Fatboy Slim says he felt paralysed at prospect of DJing sober after rehab | Fatboy Slim


Fatboy Slim has said he felt paralysed and “rigid with fear” at the prospect of DJing sober after spending time in rehab to deal with his alcohol addiction.

The artist, whose real name is Norman Cook, referred to his alcoholism as a parasite and said getting sober was “probably the hardest thing I’ve ever done” during an appearance on Radio 4’s Desert Island Discs with Lauren Laverne.

He said he was prompted to address his problem after his wife at the time, the radio DJ Zoe Ball, said she would leave him if he did not stop drinking. “That was my wakeup moment. There had been tons of people shouting at me before, but it was whispered very quietly in the end.

“Addiction is such a weird disease and it’s like a parasite, it protects its own.
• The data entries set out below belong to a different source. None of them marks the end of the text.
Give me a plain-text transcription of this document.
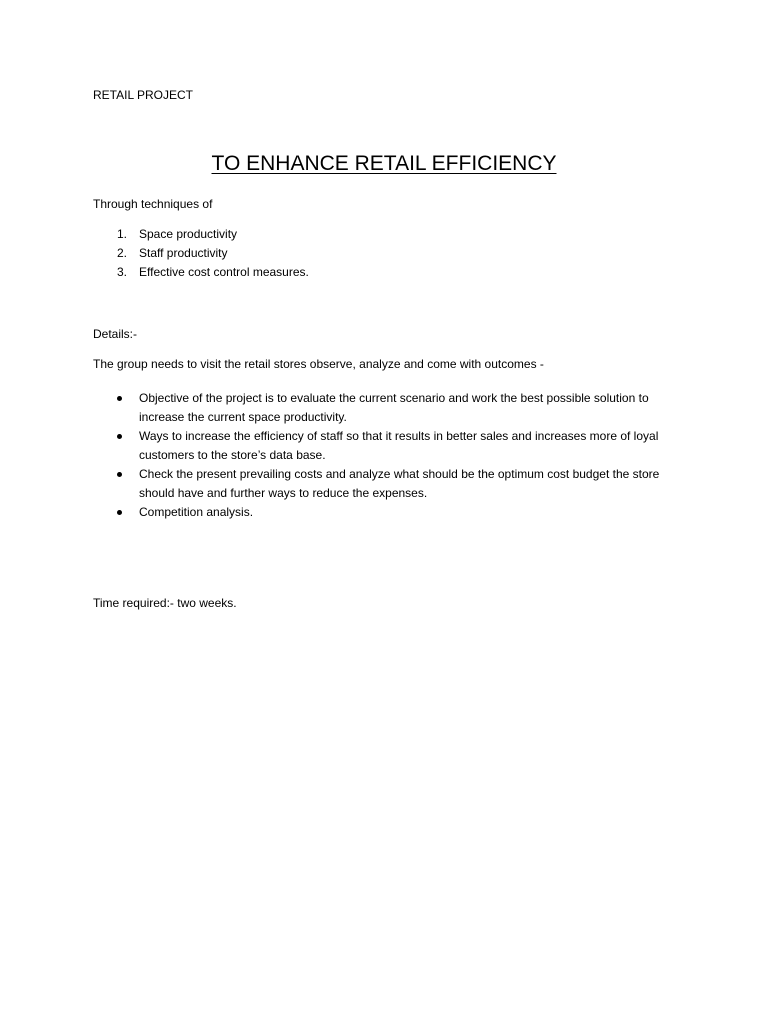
RETAIL PROJECT
TO ENHANCE RETAIL EFFICIENCY
Through techniques of
1. Space productivity
2. Staff productivity
3. Effective cost control measures.
Details:-
The group needs to visit the retail stores observe, analyze and come with outcomes -
Objective of the project is to evaluate the current scenario and work the best possible solution to increase the current space productivity.
Ways to increase the efficiency of staff so that it results in better sales and increases more of loyal customers to the store’s data base.
Check the present prevailing costs and analyze what should be the optimum cost budget the store should have and further ways to reduce the expenses.
Competition analysis.
Time required:- two weeks.
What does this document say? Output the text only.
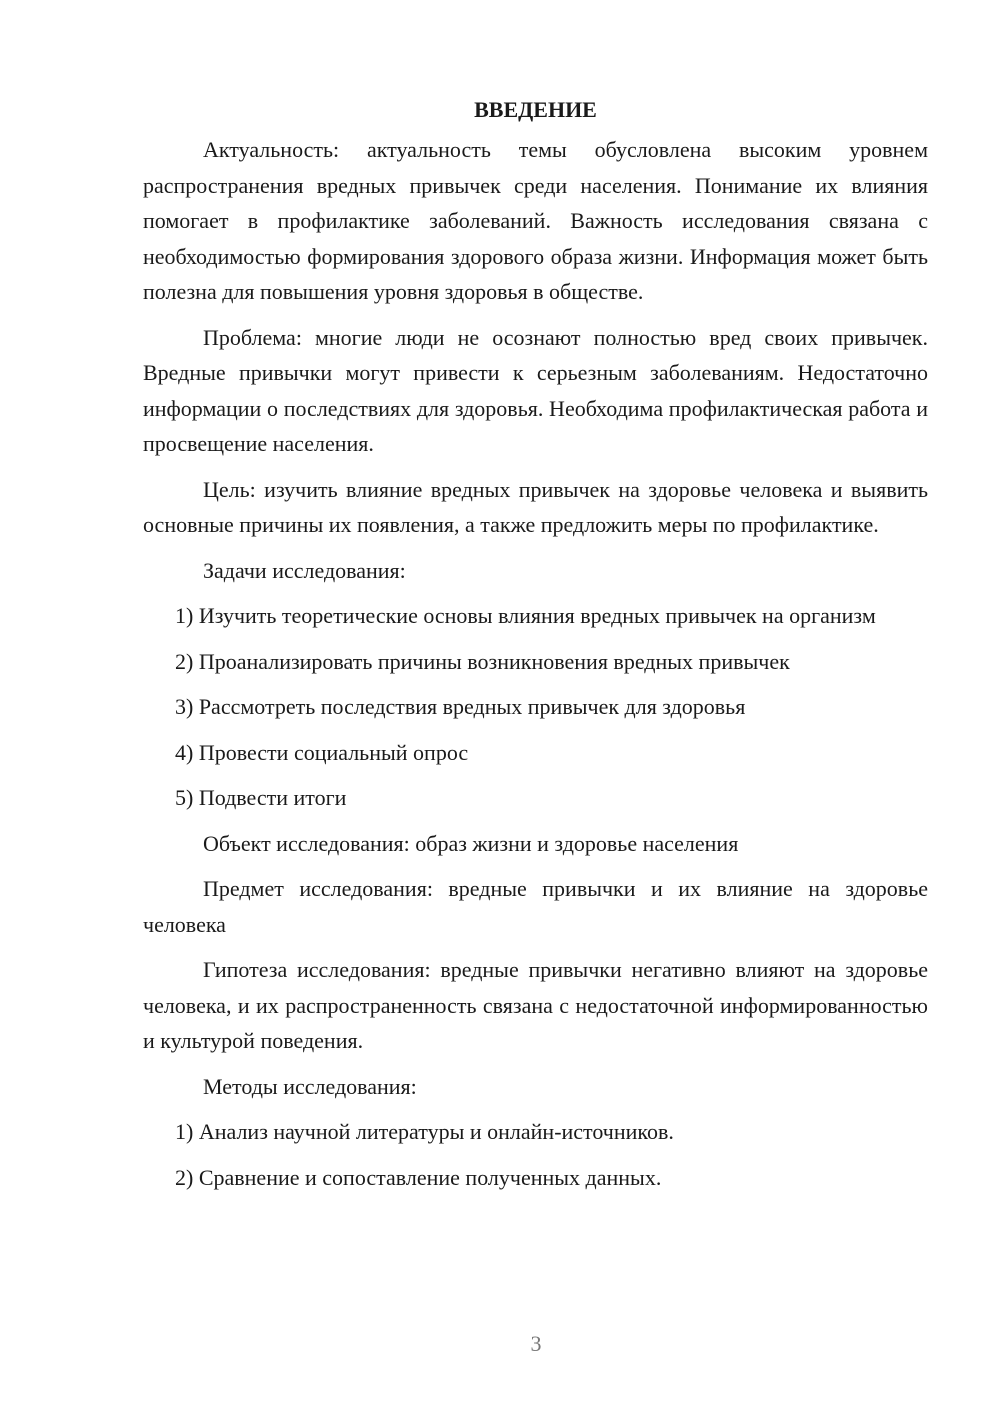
ВВЕДЕНИЕ

Актуальность: актуальность темы обусловлена высоким уровнем распространения вредных привычек среди населения. Понимание их влияния помогает в профилактике заболеваний. Важность исследования связана с необходимостью формирования здорового образа жизни. Информация может быть полезна для повышения уровня здоровья в обществе.

Проблема: многие люди не осознают полностью вред своих привычек. Вредные привычки могут привести к серьезным заболеваниям. Недостаточно информации о последствиях для здоровья. Необходима профилактическая работа и просвещение населения.

Цель: изучить влияние вредных привычек на здоровье человека и выявить основные причины их появления, а также предложить меры по профилактике.

Задачи исследования:

1) Изучить теоретические основы влияния вредных привычек на организм

2) Проанализировать причины возникновения вредных привычек

3) Рассмотреть последствия вредных привычек для здоровья

4) Провести социальный опрос

5) Подвести итоги

Объект исследования: образ жизни и здоровье населения

Предмет исследования: вредные привычки и их влияние на здоровье человека

Гипотеза исследования: вредные привычки негативно влияют на здоровье человека, и их распространенность связана с недостаточной информированностью и культурой поведения.

Методы исследования:

1) Анализ научной литературы и онлайн-источников.

2) Сравнение и сопоставление полученных данных.

3
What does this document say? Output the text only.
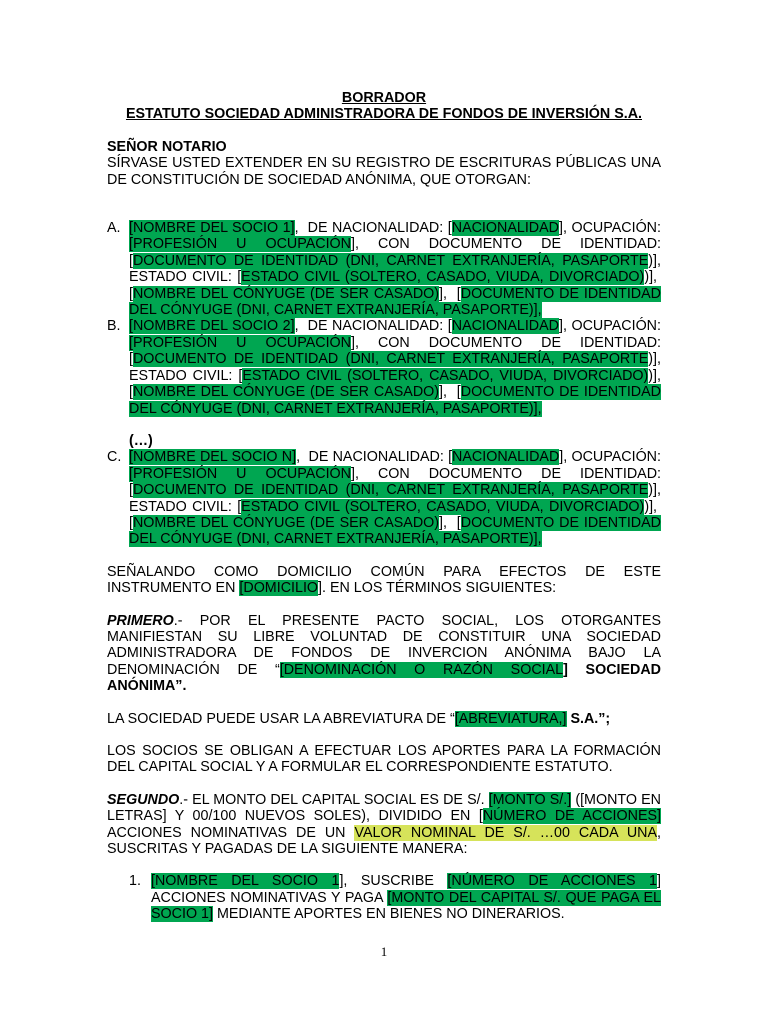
BORRADOR
ESTATUTO SOCIEDAD ADMINISTRADORA DE FONDOS DE INVERSIÓN S.A.
SEÑOR NOTARIO

SÍRVASE USTED EXTENDER EN SU REGISTRO DE ESCRITURAS PÚBLICAS UNA DE CONSTITUCIÓN DE SOCIEDAD ANÓNIMA, QUE OTORGAN:

A. [NOMBRE DEL SOCIO 1],  DE NACIONALIDAD: [NACIONALIDAD], OCUPACIÓN: [PROFESIÓN U OCUPACIÓN], CON DOCUMENTO DE IDENTIDAD: [DOCUMENTO DE IDENTIDAD (DNI, CARNET EXTRANJERÍA, PASAPORTE)], ESTADO CIVIL: [ESTADO CIVIL (SOLTERO, CASADO, VIUDA, DIVORCIADO))],  [NOMBRE DEL CÓNYUGE (DE SER CASADO)],  [DOCUMENTO DE IDENTIDAD DEL CÓNYUGE (DNI, CARNET EXTRANJERÍA, PASAPORTE)],
B. [NOMBRE DEL SOCIO 2],  DE NACIONALIDAD: [NACIONALIDAD], OCUPACIÓN: [PROFESIÓN U OCUPACIÓN], CON DOCUMENTO DE IDENTIDAD: [DOCUMENTO DE IDENTIDAD (DNI, CARNET EXTRANJERÍA, PASAPORTE)], ESTADO CIVIL: [ESTADO CIVIL (SOLTERO, CASADO, VIUDA, DIVORCIADO))],[NOMBRE DEL CÓNYUGE (DE SER CASADO)],  [DOCUMENTO DE IDENTIDAD DEL CÓNYUGE (DNI, CARNET EXTRANJERÍA, PASAPORTE)],
(…)
C. [NOMBRE DEL SOCIO N],  DE NACIONALIDAD: [NACIONALIDAD], OCUPACIÓN: [PROFESIÓN U OCUPACIÓN], CON DOCUMENTO DE IDENTIDAD: [DOCUMENTO DE IDENTIDAD (DNI, CARNET EXTRANJERÍA, PASAPORTE)], ESTADO CIVIL: [ESTADO CIVIL (SOLTERO, CASADO, VIUDA, DIVORCIADO))],  [NOMBRE DEL CÓNYUGE (DE SER CASADO)],  [DOCUMENTO DE IDENTIDAD DEL CÓNYUGE (DNI, CARNET EXTRANJERÍA, PASAPORTE)],

SEÑALANDO COMO DOMICILIO COMÚN PARA EFECTOS DE ESTE INSTRUMENTO EN [DOMICILIO]. EN LOS TÉRMINOS SIGUIENTES:

PRIMERO.- POR EL PRESENTE PACTO SOCIAL, LOS OTORGANTES MANIFIESTAN SU LIBRE VOLUNTAD DE CONSTITUIR UNA SOCIEDAD ADMINISTRADORA DE FONDOS DE INVERCION ANÓNIMA BAJO LA DENOMINACIÓN DE “[DENOMINACIÓN O RAZÓN SOCIAL] SOCIEDAD ANÓNIMA”.

LA SOCIEDAD PUEDE USAR LA ABREVIATURA DE “[ABREVIATURA,] S.A.”;

LOS SOCIOS SE OBLIGAN A EFECTUAR LOS APORTES PARA LA FORMACIÓN DEL CAPITAL SOCIAL Y A FORMULAR EL CORRESPONDIENTE ESTATUTO.

SEGUNDO.- EL MONTO DEL CAPITAL SOCIAL ES DE S/. [MONTO S/.] ([MONTO EN LETRAS] Y 00/100 NUEVOS SOLES), DIVIDIDO EN [NÚMERO DE ACCIONES] ACCIONES NOMINATIVAS DE UN VALOR NOMINAL DE S/. …00 CADA UNA, SUSCRITAS Y PAGADAS DE LA SIGUIENTE MANERA:

1. [NOMBRE DEL SOCIO 1], SUSCRIBE [NÚMERO DE ACCIONES 1] ACCIONES NOMINATIVAS Y PAGA [MONTO DEL CAPITAL S/. QUE PAGA EL SOCIO 1] MEDIANTE APORTES EN BIENES NO DINERARIOS.
1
It knows that if you quit, it won’t have anywhere to live anymore, so it will do things to you to keep you.

“Probably the last year of my drinking, I wasn’t really enjoying it, and things were starting to fall off in my life.”

He checked into a rehab facility in 2009 and has since been sober for almost 15 years. While in rehab, it dawned on him he had sought help “just in time”, he said.

Asked if he had found it easy to quit, he said: “No, absolutely not. Probably the hardest thing I’ve ever done … I couldn’t have done it without going to rehab. I needed someone to bash into my head for a month. You know, ‘you’ll die, and you’ll be in misery if you don’t stop doing this’.”

He said the anxiety he felt when returning to the stage to perform sober took some time to abate. “For the first five shows, I was so paralysed and rigid with fear, I couldn’t dance, and I couldn’t enjoy it. I was thinking: ‘What are you actually doing? Why are you going to play that record next? And why are they going to react to it?’”

He said a “beautiful night in Japan” helped him to overcome his fears as the crowd were “just really excitable”, and he realised his job was about making the crowd happy. “Everything sort of fitted into place,” he said.

Having performed with the Housemartins alongside Paul Heaton, who would go on to form the Beautiful South, Cook rose to prominence as Fatboy Slim in the 1990s. He released a series of club hits that included Praise You, The Rockafeller Skank and Right Here, Right Now.

He has received six Grammy nominations and won the 2002 Best Music Video award for Weapon Of Choice, which stars the Hollywood actor Christopher Walken as he dances through a deserted hotel lobby.

The full Desert Island Discs episode can be heard on BBC Sounds and BBC Radio 4 from Sunday at 10am.